This application relates in general to a method, apparatus, and article of manufacture for providing high speed digital communications through a communications channel, and more particularly to a method, apparatus, and article of manufacture for providing a variable delay finite impulse response equalizer for baseband communications.
Digital communications systems are continuously increasing the transfer rate at which data is transmitted between devices through a communications channel, for example, a backplane. To meet that increase, conventional systems have employed certain techniques of increasing the rate of the transmitted signal or increasing the number of bits per symbol while maintaining the transmission rate. The first approach is problematic in that most distortions that plague communications systems increase with increasing frequency and thus the fidelity of the received signal is degraded. The second approach is also problematic because the voltage margin is reduced when including more information per transmitted symbol. The result is that either approach may require an improvement in received signal quality to maintain a given quality of service.

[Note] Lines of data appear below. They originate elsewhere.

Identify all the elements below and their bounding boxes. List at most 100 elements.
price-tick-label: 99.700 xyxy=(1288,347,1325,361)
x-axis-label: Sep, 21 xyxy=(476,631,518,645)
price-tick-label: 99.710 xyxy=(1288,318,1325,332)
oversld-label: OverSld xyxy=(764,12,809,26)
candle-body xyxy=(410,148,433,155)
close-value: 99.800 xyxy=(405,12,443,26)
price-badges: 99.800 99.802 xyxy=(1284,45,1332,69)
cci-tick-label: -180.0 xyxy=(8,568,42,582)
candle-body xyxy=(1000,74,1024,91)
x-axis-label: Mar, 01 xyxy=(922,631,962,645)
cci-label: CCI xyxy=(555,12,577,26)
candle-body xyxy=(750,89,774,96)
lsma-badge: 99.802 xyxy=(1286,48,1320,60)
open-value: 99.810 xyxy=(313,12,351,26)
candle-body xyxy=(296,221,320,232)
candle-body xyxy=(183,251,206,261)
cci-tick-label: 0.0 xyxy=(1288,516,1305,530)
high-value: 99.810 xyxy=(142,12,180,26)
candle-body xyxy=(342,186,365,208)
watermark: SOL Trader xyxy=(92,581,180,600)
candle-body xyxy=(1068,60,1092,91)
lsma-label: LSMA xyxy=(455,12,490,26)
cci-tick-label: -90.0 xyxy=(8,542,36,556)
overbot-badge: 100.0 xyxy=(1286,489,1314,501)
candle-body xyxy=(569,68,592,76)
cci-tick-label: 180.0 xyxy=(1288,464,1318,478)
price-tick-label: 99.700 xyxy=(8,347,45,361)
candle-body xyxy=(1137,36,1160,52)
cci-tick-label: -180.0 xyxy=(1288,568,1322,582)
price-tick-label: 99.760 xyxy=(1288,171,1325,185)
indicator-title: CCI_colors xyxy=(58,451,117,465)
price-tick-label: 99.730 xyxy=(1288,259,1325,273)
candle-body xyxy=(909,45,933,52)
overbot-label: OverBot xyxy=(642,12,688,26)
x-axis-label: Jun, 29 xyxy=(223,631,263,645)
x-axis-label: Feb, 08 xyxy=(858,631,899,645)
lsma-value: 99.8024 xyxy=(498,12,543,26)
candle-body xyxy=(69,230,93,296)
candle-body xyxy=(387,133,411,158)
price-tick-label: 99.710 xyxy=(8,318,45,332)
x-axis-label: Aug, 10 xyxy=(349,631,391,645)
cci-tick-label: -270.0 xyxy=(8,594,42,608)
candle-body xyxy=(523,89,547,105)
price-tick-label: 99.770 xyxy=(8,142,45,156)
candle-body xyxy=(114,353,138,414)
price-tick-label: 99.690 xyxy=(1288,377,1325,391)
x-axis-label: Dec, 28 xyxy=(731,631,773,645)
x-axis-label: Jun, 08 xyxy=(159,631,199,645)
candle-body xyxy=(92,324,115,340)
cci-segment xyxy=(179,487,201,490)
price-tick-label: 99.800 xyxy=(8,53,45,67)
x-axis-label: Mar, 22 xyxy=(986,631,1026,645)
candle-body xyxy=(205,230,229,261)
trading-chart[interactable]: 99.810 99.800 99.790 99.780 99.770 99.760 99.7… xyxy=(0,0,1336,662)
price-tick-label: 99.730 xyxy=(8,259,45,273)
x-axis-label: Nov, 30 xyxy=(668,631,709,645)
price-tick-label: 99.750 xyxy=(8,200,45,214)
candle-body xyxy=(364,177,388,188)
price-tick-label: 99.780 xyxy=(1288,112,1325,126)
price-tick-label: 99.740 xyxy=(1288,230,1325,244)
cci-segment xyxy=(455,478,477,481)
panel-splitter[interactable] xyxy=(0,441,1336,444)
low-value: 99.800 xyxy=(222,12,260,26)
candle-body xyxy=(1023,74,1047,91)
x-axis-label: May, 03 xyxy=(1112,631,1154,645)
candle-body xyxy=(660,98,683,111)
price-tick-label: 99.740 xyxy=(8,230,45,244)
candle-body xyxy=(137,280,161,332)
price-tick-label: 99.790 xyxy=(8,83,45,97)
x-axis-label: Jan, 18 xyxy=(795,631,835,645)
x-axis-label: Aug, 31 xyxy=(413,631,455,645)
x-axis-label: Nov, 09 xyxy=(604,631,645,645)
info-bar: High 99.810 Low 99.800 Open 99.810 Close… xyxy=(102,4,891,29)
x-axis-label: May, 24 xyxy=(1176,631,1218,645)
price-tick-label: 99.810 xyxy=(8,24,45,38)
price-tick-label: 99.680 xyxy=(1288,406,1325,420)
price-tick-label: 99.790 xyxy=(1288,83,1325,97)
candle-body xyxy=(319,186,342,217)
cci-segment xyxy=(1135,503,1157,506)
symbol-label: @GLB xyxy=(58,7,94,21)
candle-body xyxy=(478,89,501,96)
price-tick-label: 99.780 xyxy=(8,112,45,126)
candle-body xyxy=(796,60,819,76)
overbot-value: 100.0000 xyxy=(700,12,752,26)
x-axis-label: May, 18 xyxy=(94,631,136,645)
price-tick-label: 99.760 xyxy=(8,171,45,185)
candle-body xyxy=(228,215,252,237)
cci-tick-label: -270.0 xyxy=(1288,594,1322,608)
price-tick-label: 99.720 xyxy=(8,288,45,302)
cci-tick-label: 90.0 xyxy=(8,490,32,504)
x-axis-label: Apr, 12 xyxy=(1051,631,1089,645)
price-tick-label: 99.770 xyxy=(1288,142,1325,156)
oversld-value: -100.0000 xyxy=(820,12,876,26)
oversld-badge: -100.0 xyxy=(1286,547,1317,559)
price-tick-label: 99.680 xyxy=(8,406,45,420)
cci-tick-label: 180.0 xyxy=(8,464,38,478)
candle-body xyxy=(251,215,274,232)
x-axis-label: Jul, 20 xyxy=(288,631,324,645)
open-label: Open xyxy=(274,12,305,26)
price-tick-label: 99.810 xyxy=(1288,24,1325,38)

A common approach to address this situation is to utilize an equalizer (adaptive or otherwise) to compensate for the increased distortion and/or the increased sensitivity to distortion. However, including an equalizer adds cost, complexity and power consumption to a receiver or transceiver. Thus, there is a strong desire to develop an equalizer structure that can provide the required compensation with a minimum of complexity.
Typically, a conventional symbol spaced equalizer implemented as a discrete-time system can correct for a channel pulse response duration or length of N*Tsym seconds, where N is the number of taps of the equalizer and Tsym is the symbol period. A fractionally spaced equalizer implemented as a discrete-time system can correct for a channel pulse response duration or length of N*Ttap seconds, where N is the number of taps of the equalizer and Ttap is the tap period which is a fraction of a symbol period.
However, in certain situations, a subset of the taps in the equalizer may be zero. One such situation may occur in systems in which daughter cards are plugged into a motherboard. Thus, it may be desirable to eliminate the circuitry for taps that would converge to zero. However, after design and manufacture, conventional symbol spaced equalizers have limited flexibility when implemented within a particular environment.
Thus, there is a need for an improved variable equalizer in order to enhance the system performance of, for example, high-speed digital communications through a communications channel, for example a backplane. There is a need for an equalizer with improved flexibility and spanning a large time range without requiring the circuitry and complexity of the intermediate taps that may not be used in a given situation.